Spring Festival
Today is the official start of the Spring Festival in China, the biggest holiday in the country. As I type this all I hear are the explosions of fireworks across my aunt’s apartment complex. It’s loud. Most sound like mortars going off, like the air just convulsed and bellowed. Then some disturbed car-alarm goes off.
In the morning I went with my uncle (my aunt’s husband) and Lisa to buy fireworks. He decided to go to the poorest area of Beijing, where the fireworks are the cheapest.

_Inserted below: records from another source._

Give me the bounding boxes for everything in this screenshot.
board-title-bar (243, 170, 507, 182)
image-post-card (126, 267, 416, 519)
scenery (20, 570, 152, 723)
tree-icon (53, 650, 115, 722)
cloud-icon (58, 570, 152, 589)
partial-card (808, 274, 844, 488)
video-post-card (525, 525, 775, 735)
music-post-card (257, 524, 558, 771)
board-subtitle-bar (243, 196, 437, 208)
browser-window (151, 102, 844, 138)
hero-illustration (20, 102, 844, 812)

The ride first brought us pass a vast swath of bare land. Rubble —clobs of stone and brick — mounded all across it. There once were farms here, mainly just plain brick one-story homes. The few that still stand look lonely and old as if from another era, like they too will become another pile of crushed dirt.
My uncle told me developers had gotten rid of all the homes there to build new developments, likely more modern high-rise more apartments. “What about the farmers?” I asked. The land, he said, is usually leased by the farmers. Thus they can make a good deal of money from whoever builds there.
We then reached the poor neighborhood. What my uncle called “farm area” even as we were still within the city and no livestock or farmland in sight. The streets were crowded. Thick electrical lines strewn in the air across the alleyways. Outdoor markets with clusters of people surrounded in narrow corner ways. All the buildings are one-story or two, and old-looking. I wonder if this neighborhood will one day too change and become another piece of bare land ready for development.
I was surprised when my uncle bought an entire box of fireworks, heavy and large enough that I had to help him carry it to the car. Perhaps more fireworks than I’ve bought in my entire lifetime. Even more impressive was how he managed to easily barter his way to maybe a third or half the price of each firework he bought.
Later in the evening, we went to see my grand uncle, my grandfather’s brother to celebrate Spring Festival together. I’ve only met my grand uncle once before when I was in Beijing in 2004. A former doctor who taught at a university, he’s in his mid 70’s, retired and in good shape. He does remind me very much of my grandfather, especially, his voice, which sounds almost exactly alike.
I suppose tonight was a bit more special for me. This was my first time celebrating the start of Spring Festival in China. The festival is a two-week long holiday that marks the start of the Chinese New year. I’ve sort of marked the occasion in China with my parents and the local Chinese school, but it’s never really quite been in the pantheon of holidays I celebrate. I frankly had to wikipedia Spring Festival in order to remember when it was held and what it was about.
For most of the night it was us watching a national television program celebrating the day while fireworks crackled in the surrounding neighborhood. But near midnight we fired off some fireworks. So was the entire neighborhood. It was so loud that my grand uncle could barely hear me when I told him I wanted to go back up and grab my camera. There was smoke everywhere. These weren’t just the hand-held firecrackers people were lighting. These were the heavy-duty kind, the ones that are used in firework shows. Bright flickers of neon light shot through electrical powerlines above, over parked cars and bursting near windows up in my grand uncle’s apartment complex. They sure know how to celebrate with fireworks in China.
Tomorrow I’m off to Taiwan, to see my family there. I’ll be there for about ten days.